Caffè Americano. Man mag es kaum glauben, aber bislang gab es noch keine einzige Filiale von Starbucks in ganz Italien. In der vergangenen Woche ist nun die letzte Bastion der Kaffee-Kultur gefallen und die US-amerikanische Kette aus Seattle ist mit einem gewaltigen Paukenschlag in Mailand gestartet. Ganze 2300m² belegt die erste italienische Filiale des Hauses im historischen Post-Gebäude an der Piazza Cordusio. Kaffee XXL quasi.

Wie zu erwarten, ist sie nicht irgendein weiterer Coffee-Shop, sondern ein imposantes Vorzeigeobjekt, das ganz Italien, der 78ste Auslandsmarkt von Starbucks, für Frappuccino, Flavoured Latte und Co begeistern soll. Dabei geizt das Unternehmen nicht mit Superlativen: Als „schönste der Welt“ und „Kronjuwel“ bezeichnet Starbucks selbst sein neuestes Baby. Dabei war der Start der Amerikaner in Italien, wo Kaffetrinken ein traditionelles Ritual ist, nicht unumstritten.

Umgesetzt wurde in Mailand das sogenannte Roastery-Format, das es sonst nur in Seattle und in Shanghai gibt. Die Kunden sollen dort die hohe Kunst des Kaffeeröstens und Brauens erleben können. So findet etwa der komplette Röstprozess direkt vor den Augen der Kunden statt. Im Mittelpunkt des Raumes steht ein sieben Meter hohes Röstfass sowie eine riesige, hellgrüne Röstmaschine der italienischen Firma Scolari. Limitierte Kaffeesorten aus 30 verschiedenen Ländern werden dort von sieben speziell geschulten Röstern verarbeitet. Direkt daneben befindet sich die Hauptbar, an der klassische Espressi genauso gebrüht werden, wie die Starbucks-typischen Eigenkreationen.

Das Interior Design wird dominiert von Kupfertönen, Holz und Marmor, immer mit Bezug auf Italien. So ist die Bar mit einer geriffelten Holzverkleidung versehen, die eine Hommage an die italienische Architektur sein soll, und einer Platte aus Marmor, der aus den weltberühmten toskanischen Steinbrüchen stammt.

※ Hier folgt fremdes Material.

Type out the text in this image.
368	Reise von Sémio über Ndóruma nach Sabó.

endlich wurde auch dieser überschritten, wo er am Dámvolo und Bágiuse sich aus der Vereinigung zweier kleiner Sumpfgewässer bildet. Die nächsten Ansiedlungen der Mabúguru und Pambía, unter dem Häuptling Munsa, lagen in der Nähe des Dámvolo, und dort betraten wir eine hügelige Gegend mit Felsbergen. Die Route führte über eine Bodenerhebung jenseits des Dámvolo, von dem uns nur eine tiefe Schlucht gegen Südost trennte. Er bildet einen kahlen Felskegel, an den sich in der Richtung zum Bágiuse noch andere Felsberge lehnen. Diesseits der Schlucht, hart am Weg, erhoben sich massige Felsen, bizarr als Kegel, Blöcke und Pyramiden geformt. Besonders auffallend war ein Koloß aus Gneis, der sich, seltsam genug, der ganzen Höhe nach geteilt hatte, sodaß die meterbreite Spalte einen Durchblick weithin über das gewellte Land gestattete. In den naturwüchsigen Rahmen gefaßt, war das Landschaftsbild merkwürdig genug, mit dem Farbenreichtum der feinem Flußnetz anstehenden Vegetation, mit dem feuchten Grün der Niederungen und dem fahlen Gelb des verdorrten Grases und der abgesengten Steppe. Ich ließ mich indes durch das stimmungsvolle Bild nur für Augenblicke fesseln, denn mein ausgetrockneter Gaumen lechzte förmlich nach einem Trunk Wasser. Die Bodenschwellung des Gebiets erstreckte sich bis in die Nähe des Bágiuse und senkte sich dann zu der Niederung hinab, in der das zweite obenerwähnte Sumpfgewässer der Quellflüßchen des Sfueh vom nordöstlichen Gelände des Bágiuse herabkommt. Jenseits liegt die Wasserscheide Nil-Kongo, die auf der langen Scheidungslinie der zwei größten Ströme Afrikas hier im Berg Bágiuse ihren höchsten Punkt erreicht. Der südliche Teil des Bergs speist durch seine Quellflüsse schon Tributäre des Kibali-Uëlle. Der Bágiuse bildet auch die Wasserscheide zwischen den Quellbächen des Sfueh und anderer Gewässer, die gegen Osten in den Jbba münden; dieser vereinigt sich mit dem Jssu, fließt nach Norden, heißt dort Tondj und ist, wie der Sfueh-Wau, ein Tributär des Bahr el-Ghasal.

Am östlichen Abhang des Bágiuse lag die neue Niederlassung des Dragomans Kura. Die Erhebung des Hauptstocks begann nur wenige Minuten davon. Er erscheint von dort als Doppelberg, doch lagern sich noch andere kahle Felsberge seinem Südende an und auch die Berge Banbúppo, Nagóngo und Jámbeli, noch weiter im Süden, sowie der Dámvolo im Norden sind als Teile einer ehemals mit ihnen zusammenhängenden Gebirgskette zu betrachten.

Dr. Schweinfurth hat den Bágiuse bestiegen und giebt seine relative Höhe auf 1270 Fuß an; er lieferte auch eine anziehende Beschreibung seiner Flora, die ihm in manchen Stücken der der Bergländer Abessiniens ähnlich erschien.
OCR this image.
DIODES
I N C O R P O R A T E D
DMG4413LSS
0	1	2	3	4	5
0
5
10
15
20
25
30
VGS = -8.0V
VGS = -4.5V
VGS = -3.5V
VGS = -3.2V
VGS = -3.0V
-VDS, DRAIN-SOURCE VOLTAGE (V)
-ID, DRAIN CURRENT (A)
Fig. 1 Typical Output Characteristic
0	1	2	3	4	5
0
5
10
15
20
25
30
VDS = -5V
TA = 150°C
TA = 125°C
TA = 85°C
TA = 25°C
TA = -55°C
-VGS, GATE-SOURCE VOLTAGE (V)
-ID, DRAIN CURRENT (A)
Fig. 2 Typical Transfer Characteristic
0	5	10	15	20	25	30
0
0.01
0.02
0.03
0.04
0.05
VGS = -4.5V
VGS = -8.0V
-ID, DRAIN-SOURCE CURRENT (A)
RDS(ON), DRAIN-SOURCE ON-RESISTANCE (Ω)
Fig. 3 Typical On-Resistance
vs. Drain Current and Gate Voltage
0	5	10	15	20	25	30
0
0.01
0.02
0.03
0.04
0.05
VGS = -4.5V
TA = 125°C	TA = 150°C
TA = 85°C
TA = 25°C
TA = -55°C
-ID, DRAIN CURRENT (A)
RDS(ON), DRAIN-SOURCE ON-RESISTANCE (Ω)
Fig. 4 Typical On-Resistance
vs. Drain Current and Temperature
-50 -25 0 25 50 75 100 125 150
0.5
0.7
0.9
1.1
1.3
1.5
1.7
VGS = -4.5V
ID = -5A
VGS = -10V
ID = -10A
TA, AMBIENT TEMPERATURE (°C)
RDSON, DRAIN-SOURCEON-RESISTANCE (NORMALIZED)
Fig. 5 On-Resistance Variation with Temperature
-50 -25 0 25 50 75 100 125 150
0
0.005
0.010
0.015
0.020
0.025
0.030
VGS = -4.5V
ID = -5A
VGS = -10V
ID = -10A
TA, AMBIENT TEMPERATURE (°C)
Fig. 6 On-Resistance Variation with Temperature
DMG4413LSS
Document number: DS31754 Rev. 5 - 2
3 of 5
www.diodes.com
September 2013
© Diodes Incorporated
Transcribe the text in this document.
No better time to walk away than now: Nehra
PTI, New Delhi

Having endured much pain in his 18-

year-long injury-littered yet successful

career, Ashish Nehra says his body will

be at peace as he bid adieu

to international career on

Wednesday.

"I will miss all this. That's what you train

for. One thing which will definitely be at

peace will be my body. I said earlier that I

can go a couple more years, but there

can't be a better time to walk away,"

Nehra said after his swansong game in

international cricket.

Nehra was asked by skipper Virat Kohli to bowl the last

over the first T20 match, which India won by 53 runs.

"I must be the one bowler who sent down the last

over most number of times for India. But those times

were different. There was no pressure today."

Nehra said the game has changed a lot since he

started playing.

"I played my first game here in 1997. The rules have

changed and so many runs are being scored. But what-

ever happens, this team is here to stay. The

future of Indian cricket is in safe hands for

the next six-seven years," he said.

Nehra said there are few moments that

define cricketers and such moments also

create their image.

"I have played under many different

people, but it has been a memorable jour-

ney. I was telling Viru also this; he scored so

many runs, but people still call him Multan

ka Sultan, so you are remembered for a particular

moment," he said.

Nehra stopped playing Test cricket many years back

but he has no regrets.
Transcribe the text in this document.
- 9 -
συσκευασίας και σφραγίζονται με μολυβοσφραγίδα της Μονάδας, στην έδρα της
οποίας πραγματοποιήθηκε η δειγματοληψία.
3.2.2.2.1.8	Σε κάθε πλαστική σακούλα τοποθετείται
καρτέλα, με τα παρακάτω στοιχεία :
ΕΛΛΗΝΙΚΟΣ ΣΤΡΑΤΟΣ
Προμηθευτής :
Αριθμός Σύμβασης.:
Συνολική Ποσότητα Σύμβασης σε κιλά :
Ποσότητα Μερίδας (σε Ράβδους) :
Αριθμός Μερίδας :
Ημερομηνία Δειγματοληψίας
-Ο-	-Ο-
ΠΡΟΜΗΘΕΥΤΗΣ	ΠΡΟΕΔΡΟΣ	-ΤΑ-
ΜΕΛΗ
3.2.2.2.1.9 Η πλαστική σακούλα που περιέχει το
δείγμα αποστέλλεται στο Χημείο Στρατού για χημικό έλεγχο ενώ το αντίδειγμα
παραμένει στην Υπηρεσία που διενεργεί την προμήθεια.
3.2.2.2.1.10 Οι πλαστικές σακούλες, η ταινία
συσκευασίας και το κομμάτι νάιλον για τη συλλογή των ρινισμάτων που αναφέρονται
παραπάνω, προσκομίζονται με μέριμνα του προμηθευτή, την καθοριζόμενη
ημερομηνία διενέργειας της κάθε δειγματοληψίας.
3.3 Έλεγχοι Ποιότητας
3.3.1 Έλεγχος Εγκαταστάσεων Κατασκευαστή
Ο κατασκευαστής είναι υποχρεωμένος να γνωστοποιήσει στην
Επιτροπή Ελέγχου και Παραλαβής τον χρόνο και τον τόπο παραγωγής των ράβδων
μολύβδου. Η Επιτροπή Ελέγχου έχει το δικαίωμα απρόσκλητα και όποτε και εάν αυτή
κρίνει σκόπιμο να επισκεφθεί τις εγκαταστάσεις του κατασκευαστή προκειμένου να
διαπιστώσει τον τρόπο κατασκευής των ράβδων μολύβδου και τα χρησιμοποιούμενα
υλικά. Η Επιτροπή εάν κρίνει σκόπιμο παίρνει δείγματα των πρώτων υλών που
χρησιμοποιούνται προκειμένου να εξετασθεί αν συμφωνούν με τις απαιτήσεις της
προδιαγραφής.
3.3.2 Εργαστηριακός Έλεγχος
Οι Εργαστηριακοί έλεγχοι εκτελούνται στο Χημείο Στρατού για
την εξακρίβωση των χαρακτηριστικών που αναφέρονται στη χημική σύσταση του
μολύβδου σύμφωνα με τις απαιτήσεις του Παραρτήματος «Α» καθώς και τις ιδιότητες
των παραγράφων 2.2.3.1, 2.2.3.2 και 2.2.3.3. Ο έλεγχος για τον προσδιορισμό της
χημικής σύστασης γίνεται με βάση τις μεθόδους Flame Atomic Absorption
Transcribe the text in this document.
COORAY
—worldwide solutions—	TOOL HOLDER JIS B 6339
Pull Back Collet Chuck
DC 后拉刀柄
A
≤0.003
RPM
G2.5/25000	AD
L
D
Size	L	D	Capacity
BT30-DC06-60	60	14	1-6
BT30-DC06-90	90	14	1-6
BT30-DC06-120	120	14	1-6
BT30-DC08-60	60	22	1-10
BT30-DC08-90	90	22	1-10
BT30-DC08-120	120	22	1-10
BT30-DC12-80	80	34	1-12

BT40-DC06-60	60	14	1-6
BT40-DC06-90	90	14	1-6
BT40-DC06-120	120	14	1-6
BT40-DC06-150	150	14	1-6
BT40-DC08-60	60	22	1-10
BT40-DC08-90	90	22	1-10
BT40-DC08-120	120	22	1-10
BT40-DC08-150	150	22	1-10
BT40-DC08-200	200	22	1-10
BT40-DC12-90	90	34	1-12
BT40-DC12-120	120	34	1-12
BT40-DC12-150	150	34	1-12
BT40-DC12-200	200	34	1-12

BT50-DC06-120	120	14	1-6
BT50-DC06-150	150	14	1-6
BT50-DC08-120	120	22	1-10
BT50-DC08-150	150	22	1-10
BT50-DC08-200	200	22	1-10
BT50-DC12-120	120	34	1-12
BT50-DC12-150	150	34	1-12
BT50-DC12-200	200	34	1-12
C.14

Im Zwischengeschoss können sich die Gäste an der zehn Meter langen aus Calacatta Macchia Vecchia-Marmor gefertigten Arriviamo TM Bar sogar Cocktails mixen lassen. Wer nicht nur Durst, sondern auch Hunger hat, der wird in der Bäckerei Princi mit ihrem riesigen Holzofen fündig.

Aber nicht nur physisch will Starbucks den Italienern sein Unternehmen und sein Konzept näherbringen. An der raumhohen, aus Messing gestalteten Wand im Eingangsbereich lässt sich über Augmented Reality auf dem mobilen Endgerät mehr über die Geschichte des Unternehmens und die Wissenschaft der Kaffeezubereitung erfahren.